Now we replace the circle image with "A".

Figure 4: A.bmp

I = imread('A.bmp');
Igray = im2gray(I); FIgray = fft2(Igray);// This produces the fourier transform of a 2D image, this is complex
imshow(abs(FIgray),[]); // To obtain the magnitude of the image

Figure 5: FT of A.bmp

imshow(fftshift(abs(FIgray))), []);

Figure 6: FT of A.bmp

imshow(abs(fft2(FIgray)));

Figure 7: FT of figure 6

As it turns out, when the FT is applied twice the image becomes inverted. Because the Fourier transform of the image is complex, it has a real and imaginary part. We can also think of it as the magnitude and phase (Euler Formula). Since the above codes deal with the magnitude of the image only, the phase of the image was not preserved and hence the result is an inverted image. Figure 7 has the same magnitude as Figure 4 but their corresponding phases are different.

B. Simulation of an Imaging Device

For the next part of the activity, there are two images used. Convolution between the two functions were performed. One of the functions serves as the object and the other one serves as the transfer function of an imaging system. For this activity, we can think of this transfer function as the aperture of a circular lens.

Figure 8. VIP. bmp is the object

Figure 9. circle.bmp is the aperture

r=imread('circle.bmp');
a=imread('VIP.bmp');
rgray = im2gray(r);
agray = im2gray(a);
Fr = fftshift(rgray);
Fa = fft2(agray);
FRA = Fr.*(Fa);
IRA = fft2(FRA); //inverse
FFT FImage = abs(IRA);
imshow(FImage, [ ]);

The result is below:

Figure 10: Convolved figure of a and r

When a smaller circle is used, the result will be:

Figure 11: Smaller Circle used

On the other hand, when a larger circle is used such that the one shown below,

the result will be:

Figure 12: Larger Circle used

The larger the aperture is, the finer the image becomes. If "circle.bmp" serves as an aperture, then it determines how much light reaches the image plane. This is also explains why Figure 12 has the brightest image and Figure 11 is blurred.

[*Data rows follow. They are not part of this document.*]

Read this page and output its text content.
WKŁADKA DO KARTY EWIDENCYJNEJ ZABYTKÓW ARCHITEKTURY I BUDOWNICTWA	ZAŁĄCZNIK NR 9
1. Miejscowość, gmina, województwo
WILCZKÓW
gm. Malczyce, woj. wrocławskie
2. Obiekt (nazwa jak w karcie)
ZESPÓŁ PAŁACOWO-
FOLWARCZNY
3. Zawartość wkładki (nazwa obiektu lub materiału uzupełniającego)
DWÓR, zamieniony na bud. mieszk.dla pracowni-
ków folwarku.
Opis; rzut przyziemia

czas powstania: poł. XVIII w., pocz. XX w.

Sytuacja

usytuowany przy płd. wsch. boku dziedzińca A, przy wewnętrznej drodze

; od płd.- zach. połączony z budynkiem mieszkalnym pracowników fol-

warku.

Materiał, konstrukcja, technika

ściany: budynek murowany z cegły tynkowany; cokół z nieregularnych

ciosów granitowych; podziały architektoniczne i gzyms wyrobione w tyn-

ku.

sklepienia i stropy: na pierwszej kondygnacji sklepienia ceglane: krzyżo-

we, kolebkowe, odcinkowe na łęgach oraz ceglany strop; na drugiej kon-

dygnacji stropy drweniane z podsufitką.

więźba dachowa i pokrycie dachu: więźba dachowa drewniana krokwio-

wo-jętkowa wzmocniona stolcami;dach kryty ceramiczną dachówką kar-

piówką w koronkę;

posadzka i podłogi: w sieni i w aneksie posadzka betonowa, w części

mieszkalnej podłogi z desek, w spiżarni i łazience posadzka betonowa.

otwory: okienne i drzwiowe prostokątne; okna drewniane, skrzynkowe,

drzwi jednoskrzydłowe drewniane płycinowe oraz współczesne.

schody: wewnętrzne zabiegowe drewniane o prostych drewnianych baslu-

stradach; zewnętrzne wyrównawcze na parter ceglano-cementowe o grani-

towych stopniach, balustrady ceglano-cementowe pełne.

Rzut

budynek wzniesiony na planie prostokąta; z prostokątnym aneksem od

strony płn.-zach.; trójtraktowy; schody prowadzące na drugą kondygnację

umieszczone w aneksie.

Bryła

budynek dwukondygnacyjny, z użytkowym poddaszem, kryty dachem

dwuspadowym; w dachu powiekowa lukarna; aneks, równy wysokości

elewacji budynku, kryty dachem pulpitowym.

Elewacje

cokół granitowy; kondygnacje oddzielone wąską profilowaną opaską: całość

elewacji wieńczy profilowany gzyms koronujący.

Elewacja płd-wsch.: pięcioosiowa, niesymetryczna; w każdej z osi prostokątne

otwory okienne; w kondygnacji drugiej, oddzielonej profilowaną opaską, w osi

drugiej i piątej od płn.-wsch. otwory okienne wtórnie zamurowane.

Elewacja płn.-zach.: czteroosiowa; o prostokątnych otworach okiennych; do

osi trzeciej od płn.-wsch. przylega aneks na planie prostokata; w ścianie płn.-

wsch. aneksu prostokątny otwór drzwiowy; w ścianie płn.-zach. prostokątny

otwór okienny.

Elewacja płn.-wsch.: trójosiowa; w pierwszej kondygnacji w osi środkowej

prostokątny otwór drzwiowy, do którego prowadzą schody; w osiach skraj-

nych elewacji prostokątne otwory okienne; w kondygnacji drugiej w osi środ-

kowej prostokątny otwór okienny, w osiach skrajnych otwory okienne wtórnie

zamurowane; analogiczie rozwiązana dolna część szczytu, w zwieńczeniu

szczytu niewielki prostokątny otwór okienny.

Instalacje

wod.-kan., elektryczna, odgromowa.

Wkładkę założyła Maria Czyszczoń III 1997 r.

C. Template Matching Using Correlation

This process is used for pattern recognition. One of the images will be the pattern and the other one will be the image where a certain pattern is or is not found. The goal is to match the A in the template to the A's in the given image. Here are the images:

Figure 13: Template Image

Figure 14: Image with the pattern "A"

Note that in Figure 14, there are 5 A's in the sentence. The code for this activity is written below.

a=imread('A.bmp');
b=imread('sentence.bmp');
agray = im2gray(a);
bgray = im2gray(b);
Fa = fft2(agray);
Fb = fft2(bgray);
C=conj(Fb); // conjugate of bgray
ab = Fa.*C;
I = fft2(ab); //forward FT
FImage = abs(I); // Inverse FT
imshow(FImage, [ ]);

Figure 15. Convolved image

In Figure 15, bright spots can be observed. This bright spots can be thought of as a match confirmation between the images in figures 13 and 14. Although the resulting image is not readable, the spots are distinct in this final image. There are 5 spots in Figure 15 telling us that there must be 5 A's in Figure 14.

D. Edge Detection using Convolution Integral

For this part of the activity, several 3x3 matrices will be used to allow edge recognition of an image. The image that was used is the same image as Figure 8.

pattern = [0,-1,0;-1,5,-1;0,-1,0];
a=imread('VIP.bmp');
agray = im2gray(a);
C = imcorrcoef(a, pattern); // convolves the matrix with the VIP image
imshow(C, [ ]);

The result is an image with sharper edges.